De acordo com José Henrique Torres, juiz, professor de direito penal da PUC (Pontifícia Universidade Católica) de Campinas (SP) e membro da Associação Juízes para a Democracia, se o aborto for descriminalizado, ele passará a ser um ato médico, e a mulher terá o direito de fazer o procedimento, tornando-o um dever do Estado.
“O Estado terá de assumir essa obrigação e fornecer toda assistência para praticar o abortamento de forma segura. Mesmo nos casos em que a mulher possa fazer sozinha [tomando um remédio], ela terá respaldo para qualquer necessidade, assistência, acolhimento e orientação. Ela não precisará aprender como se faz vendo um canal no Youtube”, fala Torres.

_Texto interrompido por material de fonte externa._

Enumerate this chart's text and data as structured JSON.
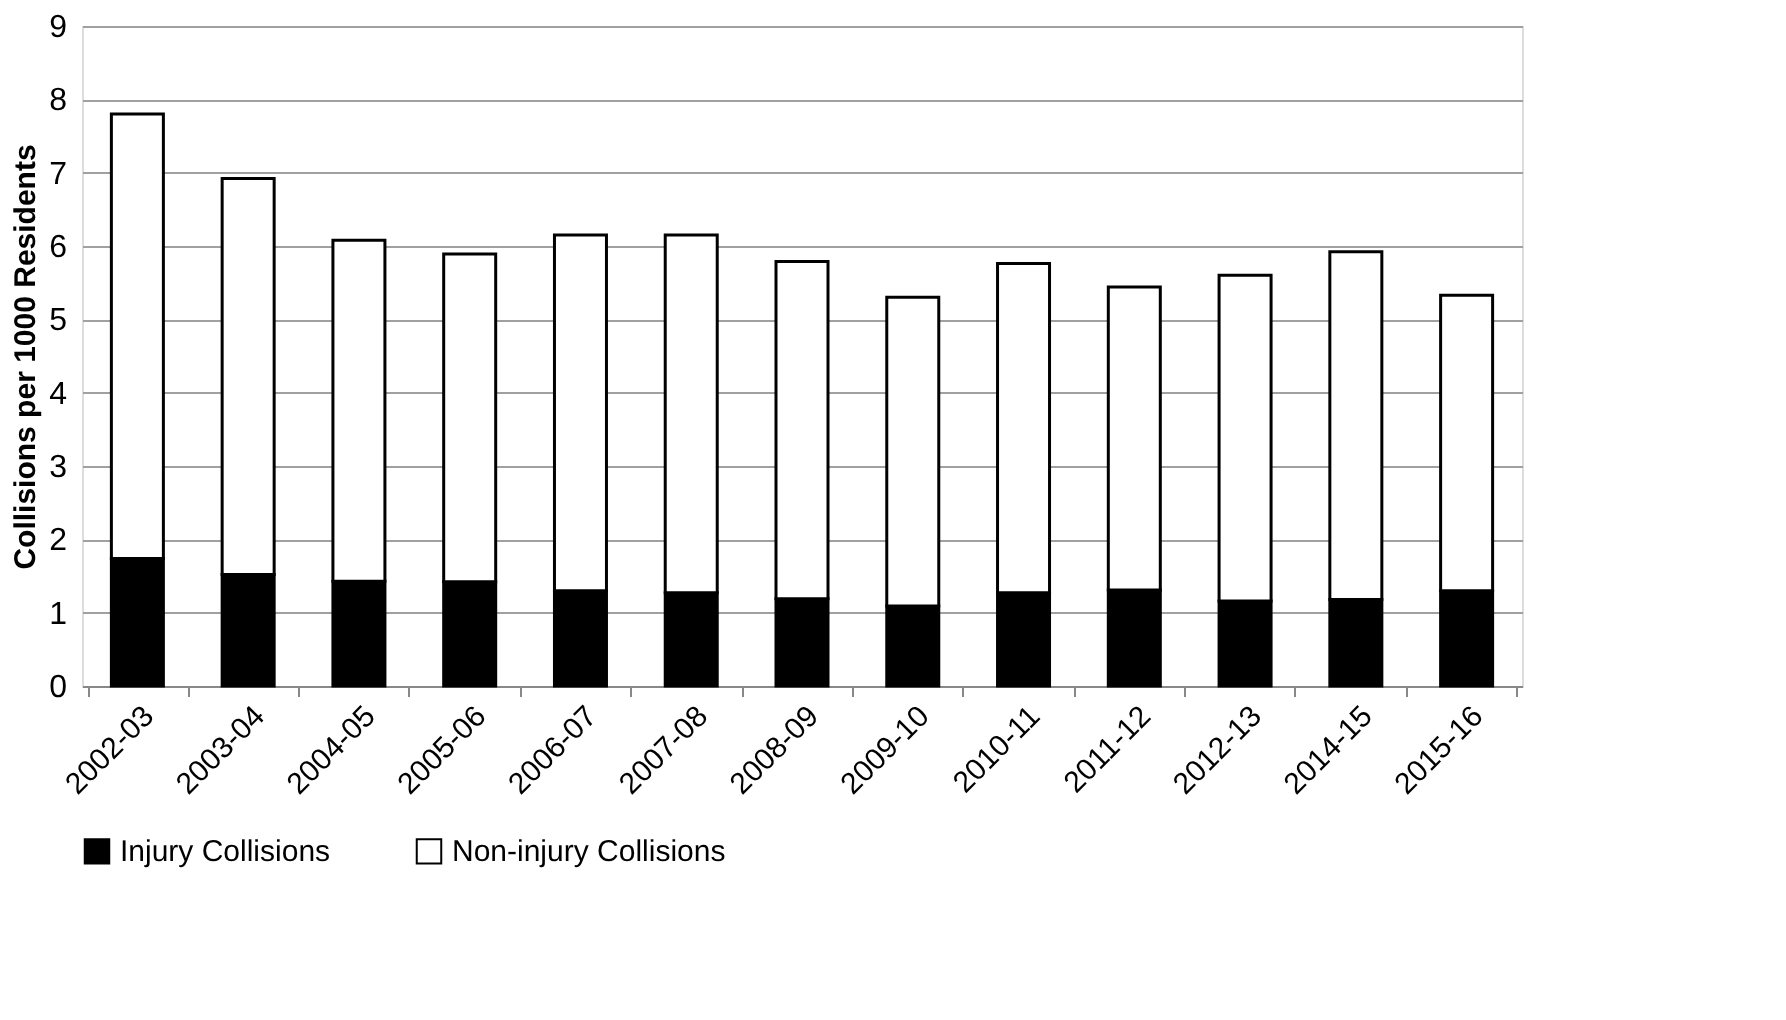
{
  "chart_data": {
    "type": "bar",
    "stacked": true,
    "ylabel": "Collisions per 1000 Residents",
    "categories": [
      "2002-03",
      "2003-04",
      "2004-05",
      "2005-06",
      "2006-07",
      "2007-08",
      "2008-09",
      "2009-10",
      "2010-11",
      "2011-12",
      "2012-13",
      "2014-15",
      "2015-16"
    ],
    "series": [
      {
        "name": "Injury Collisions",
        "color": "#000000",
        "values": [
          1.74,
          1.52,
          1.43,
          1.42,
          1.3,
          1.27,
          1.19,
          1.09,
          1.27,
          1.31,
          1.16,
          1.18,
          1.3
        ]
      },
      {
        "name": "Non-injury Collisions",
        "color": "#ffffff",
        "values": [
          6.06,
          5.4,
          4.65,
          4.47,
          4.85,
          4.88,
          4.6,
          4.21,
          4.49,
          4.13,
          4.44,
          4.74,
          4.03
        ]
      }
    ],
    "ylim": [
      0,
      9
    ],
    "yticks": [
      0,
      1,
      2,
      3,
      4,
      5,
      6,
      7,
      8,
      9
    ],
    "grid": "y",
    "legend": "bottom"
  }
}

5 – Se a mulher não quer criar o filho, por que não o ter e dá-lo para adoção?
Para Débora, obrigar a mulher a manter a gestação e dar à luz uma criança para posteriormente doá-la é uma agressão muito grande. “É ignorar o contexto social [situação econômica e apoio familiar] onde ela vive. Por isso que o aborto é uma decisão íntima e privada”, fala a antropóloga.
“A possibilidade de entregar a criança para adoção não pode vir antes do direito de a mulher decidir pelo aborto. Não pode ser um instrumento de tortura para ela. Por que é tão difícil aceitar a liberdade das pessoas?”, afirma Torres.